Starred Review: When the Museum Is Closed

Emi Yagi, who won Japan's coveted Osamu Dazai Prize with Diary of a Void, returns with another delightfully surreal novel, When the Museum Is Closed. Yuki Tejima smoothly translates, capturing Yagi's impressively matter-of-fact tone as inexplicably zany events continue to happen with unquestioning, quotidian ease.

Rika Horauchi is starting her new job. Her "shift was once a week, and no experience was required aside from conversation-​level Latin," never mind that it's a dead language. A former professor who recognized Rika's remarkable language skills recommended her to the museum's curator, Hashibami. She's "been hired to talk to the ancient Roman statue of Venus" in the octagonal room of the titular museum every Monday, when doors are closed to the public. Venus is her preferred moniker over Aphrodite, because she's a "very 'ancient Greek goddess,' but I was born in Rome," she explains. "Venus is actually my English name." Despite Rika's initial hesitation--"I felt out of place here"--Venus is quite engaging, bitingly funny, and surprisingly accommodating, demanding that Hashibami hunt down the perfect chair for Rika's comfort. "I've never sat in a chair," she quips. Despite the distraction of "her lush body curved to perfection," conversations with the goddess of love and beauty grow easier, especially since Venus "never [runs] out of memories." Rika, too, opens up, sharing the provenance of her Latin fluency--a "short-term study abroad in Finland," during which she conversed only in Latin with her roommate. Over cups of tea (the one in front of Venus untouched), statue and human share endless stories.

Outside the museum, Rika lives in a "dilapidated two-storey building" where the cheap rent means, by default, that the aging landlady has become her responsibility. Ever since finishing her university degree years ago, Rika has worked in a few freezer warehouses, where conversations are limited and she won't perspire. Since childhood, "a ridiculous yellow raincoat" has hampered her life. No one else can see it, but it weighs her down, trips her up, turns into a "sauna suit" causing heat rashes; avoidance and isolation are her best defense. Becoming intimate with a marble statue, however, proves a transformative experience.
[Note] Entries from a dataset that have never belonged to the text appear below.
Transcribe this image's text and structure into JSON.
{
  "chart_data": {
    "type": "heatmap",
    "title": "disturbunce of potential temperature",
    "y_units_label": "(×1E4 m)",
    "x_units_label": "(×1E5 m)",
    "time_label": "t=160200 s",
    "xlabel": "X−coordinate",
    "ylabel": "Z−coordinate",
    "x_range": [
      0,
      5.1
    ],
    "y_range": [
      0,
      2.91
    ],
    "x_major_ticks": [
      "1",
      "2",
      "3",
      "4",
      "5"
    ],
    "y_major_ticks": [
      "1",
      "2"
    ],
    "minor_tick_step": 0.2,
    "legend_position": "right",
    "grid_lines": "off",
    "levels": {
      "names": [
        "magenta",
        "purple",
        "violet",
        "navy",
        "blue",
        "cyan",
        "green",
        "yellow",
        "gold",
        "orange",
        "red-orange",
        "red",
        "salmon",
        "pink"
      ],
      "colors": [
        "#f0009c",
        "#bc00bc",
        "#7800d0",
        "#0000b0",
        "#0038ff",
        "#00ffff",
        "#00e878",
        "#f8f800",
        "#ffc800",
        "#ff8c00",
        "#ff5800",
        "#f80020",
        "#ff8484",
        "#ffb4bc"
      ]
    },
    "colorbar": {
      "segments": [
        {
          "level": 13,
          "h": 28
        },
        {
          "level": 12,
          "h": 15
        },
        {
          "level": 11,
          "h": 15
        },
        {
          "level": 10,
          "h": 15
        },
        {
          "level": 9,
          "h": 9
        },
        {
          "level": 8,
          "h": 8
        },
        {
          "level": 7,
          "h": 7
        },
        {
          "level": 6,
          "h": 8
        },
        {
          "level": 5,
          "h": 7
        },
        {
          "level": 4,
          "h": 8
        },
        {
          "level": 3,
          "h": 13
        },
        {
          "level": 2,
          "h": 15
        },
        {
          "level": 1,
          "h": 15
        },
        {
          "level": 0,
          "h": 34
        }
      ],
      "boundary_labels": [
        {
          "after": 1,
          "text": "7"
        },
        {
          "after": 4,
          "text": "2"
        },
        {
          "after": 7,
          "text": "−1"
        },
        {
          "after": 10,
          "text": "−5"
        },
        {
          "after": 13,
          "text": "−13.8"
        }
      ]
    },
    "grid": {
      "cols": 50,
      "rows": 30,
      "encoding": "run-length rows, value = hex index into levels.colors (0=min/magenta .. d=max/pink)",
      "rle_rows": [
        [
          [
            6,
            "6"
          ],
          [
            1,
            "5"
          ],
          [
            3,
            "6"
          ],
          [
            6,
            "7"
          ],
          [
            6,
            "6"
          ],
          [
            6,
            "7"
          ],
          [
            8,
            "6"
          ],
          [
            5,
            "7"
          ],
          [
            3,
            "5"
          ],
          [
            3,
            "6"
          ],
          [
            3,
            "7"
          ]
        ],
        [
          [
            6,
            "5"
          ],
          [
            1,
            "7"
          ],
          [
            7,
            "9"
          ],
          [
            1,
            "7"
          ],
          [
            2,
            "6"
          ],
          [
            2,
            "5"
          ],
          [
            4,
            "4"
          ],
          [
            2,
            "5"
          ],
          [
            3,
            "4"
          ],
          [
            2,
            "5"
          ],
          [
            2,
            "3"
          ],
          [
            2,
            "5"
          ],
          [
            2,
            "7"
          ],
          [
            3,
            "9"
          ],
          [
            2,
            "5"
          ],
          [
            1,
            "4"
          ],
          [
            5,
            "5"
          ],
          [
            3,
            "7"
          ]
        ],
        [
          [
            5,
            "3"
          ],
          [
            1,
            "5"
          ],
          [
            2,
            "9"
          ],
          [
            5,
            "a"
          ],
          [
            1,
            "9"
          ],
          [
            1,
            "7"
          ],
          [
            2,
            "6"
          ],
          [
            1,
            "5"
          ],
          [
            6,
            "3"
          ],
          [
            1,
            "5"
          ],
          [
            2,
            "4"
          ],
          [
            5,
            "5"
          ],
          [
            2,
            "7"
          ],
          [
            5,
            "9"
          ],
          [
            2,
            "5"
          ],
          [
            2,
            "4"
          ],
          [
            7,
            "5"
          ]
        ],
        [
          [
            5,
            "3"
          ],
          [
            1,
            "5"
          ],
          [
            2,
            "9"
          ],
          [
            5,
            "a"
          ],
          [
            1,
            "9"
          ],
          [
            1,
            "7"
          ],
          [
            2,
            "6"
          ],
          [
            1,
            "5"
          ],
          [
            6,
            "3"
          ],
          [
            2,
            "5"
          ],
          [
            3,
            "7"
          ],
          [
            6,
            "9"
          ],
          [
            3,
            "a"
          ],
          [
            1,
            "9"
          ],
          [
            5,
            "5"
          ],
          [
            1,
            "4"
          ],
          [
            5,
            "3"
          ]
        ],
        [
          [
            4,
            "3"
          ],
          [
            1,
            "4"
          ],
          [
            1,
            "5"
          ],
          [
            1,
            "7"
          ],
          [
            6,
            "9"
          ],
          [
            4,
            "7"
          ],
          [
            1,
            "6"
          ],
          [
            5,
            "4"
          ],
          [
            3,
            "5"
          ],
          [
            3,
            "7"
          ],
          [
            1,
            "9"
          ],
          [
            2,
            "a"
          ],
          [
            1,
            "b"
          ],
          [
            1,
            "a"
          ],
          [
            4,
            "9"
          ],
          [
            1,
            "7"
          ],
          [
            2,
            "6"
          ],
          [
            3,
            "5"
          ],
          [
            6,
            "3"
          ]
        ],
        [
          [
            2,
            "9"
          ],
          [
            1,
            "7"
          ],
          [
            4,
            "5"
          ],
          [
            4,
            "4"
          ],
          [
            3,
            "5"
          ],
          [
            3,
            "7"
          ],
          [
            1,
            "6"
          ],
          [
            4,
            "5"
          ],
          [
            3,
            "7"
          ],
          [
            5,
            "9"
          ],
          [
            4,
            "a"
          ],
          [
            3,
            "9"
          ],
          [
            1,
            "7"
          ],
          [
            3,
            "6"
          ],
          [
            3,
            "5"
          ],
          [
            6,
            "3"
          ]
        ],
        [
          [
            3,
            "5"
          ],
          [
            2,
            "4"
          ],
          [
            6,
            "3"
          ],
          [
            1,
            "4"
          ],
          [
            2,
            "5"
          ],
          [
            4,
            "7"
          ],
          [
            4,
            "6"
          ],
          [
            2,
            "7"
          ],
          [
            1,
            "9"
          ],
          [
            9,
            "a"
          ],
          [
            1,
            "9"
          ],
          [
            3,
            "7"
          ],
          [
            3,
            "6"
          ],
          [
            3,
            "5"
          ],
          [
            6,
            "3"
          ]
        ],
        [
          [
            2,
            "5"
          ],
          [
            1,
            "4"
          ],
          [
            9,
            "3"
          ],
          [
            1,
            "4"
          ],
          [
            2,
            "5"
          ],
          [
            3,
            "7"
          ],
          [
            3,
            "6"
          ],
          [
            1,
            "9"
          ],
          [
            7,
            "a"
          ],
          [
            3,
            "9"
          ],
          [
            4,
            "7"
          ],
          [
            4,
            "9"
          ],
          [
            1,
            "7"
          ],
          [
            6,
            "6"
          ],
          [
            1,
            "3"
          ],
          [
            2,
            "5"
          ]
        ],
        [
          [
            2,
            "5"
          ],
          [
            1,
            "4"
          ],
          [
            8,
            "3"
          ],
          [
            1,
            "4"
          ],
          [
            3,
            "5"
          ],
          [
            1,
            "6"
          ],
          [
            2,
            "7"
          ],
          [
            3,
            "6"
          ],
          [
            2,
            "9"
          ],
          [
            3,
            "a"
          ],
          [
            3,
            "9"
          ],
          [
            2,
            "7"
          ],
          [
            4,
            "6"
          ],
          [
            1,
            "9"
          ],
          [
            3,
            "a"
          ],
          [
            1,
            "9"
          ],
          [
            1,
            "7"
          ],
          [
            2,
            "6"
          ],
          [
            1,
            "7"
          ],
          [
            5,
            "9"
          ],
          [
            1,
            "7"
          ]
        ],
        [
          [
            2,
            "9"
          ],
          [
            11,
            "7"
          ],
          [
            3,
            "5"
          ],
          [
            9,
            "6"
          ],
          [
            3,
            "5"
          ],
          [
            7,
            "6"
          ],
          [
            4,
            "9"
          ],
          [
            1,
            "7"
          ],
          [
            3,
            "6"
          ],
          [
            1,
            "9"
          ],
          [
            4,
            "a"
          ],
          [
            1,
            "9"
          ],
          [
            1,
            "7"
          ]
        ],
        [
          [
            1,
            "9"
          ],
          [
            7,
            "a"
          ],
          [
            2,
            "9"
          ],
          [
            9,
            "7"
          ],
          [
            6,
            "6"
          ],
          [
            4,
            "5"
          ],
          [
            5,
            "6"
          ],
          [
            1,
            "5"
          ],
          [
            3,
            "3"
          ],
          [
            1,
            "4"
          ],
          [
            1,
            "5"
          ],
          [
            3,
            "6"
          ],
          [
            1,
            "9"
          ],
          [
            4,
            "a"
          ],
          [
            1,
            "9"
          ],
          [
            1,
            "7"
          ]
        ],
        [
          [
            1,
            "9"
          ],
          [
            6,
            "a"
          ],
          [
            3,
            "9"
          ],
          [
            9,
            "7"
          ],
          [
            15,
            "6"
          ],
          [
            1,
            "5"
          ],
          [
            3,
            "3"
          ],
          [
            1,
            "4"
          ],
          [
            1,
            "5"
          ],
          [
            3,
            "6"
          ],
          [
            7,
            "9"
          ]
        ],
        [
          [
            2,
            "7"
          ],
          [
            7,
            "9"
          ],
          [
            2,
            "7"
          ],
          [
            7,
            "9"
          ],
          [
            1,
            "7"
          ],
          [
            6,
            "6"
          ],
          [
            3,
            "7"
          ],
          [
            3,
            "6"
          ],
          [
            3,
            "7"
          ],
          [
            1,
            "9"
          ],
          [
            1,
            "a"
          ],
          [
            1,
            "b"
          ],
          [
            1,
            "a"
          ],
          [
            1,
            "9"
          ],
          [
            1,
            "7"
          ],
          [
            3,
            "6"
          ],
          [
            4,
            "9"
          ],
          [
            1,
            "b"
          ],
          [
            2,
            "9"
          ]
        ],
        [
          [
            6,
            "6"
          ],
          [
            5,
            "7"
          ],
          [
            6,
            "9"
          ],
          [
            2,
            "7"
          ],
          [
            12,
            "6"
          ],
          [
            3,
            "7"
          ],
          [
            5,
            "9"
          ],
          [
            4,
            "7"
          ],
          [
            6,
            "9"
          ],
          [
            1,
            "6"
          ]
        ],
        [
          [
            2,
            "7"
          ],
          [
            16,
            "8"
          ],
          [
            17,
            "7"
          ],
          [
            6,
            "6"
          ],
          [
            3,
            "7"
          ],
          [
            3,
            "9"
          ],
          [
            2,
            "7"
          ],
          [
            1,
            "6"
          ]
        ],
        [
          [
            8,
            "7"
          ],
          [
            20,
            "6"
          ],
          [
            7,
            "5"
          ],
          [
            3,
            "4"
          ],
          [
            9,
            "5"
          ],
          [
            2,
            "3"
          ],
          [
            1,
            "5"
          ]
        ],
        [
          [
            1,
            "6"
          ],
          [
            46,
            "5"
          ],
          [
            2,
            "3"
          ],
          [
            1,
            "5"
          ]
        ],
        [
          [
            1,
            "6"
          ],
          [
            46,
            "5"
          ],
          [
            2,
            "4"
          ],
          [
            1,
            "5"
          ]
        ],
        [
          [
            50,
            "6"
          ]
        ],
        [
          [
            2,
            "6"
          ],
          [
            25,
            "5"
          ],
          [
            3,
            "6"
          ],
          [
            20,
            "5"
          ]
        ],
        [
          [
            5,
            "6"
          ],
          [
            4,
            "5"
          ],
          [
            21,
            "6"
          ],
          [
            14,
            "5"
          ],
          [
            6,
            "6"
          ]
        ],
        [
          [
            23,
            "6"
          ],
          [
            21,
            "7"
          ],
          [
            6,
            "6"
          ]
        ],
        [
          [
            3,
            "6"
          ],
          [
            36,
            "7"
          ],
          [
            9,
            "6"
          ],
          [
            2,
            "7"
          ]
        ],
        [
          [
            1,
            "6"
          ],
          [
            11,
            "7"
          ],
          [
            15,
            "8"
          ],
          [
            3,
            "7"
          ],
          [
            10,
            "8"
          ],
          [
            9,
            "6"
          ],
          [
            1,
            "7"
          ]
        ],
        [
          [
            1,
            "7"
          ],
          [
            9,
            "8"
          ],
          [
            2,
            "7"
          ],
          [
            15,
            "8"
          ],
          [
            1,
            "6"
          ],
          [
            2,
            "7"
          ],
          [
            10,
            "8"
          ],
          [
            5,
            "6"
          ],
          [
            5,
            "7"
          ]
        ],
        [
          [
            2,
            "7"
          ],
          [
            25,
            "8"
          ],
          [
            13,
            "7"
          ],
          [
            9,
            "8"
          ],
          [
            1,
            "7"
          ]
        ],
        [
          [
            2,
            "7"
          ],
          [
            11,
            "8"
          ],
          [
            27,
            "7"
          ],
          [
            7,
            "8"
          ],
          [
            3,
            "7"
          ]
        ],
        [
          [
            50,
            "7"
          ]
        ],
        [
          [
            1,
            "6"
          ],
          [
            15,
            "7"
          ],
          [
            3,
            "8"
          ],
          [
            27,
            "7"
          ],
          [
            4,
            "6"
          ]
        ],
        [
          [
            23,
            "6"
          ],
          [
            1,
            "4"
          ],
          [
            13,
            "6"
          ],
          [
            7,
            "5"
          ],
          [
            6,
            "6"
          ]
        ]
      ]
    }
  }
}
Yagi has written a whimsical tale highlighting unexpected relationships--particularly those where one is finally seen and heard honestly, regardless of whether as a coveted goddess or ostracized human. As a slim novella, When the Museum Is Closed might seem initially spare but it's rife with insights on language, communication, love, identity, definitions of beauty, gender roles, and the possibility of true individual freedom. --Terry Hong

Shelf Talker: Emi Yagi's sophomore novel is another surreal delight, centering on Latin-speaking meetings between the goddess of love and beauty and her part-time conversationalist.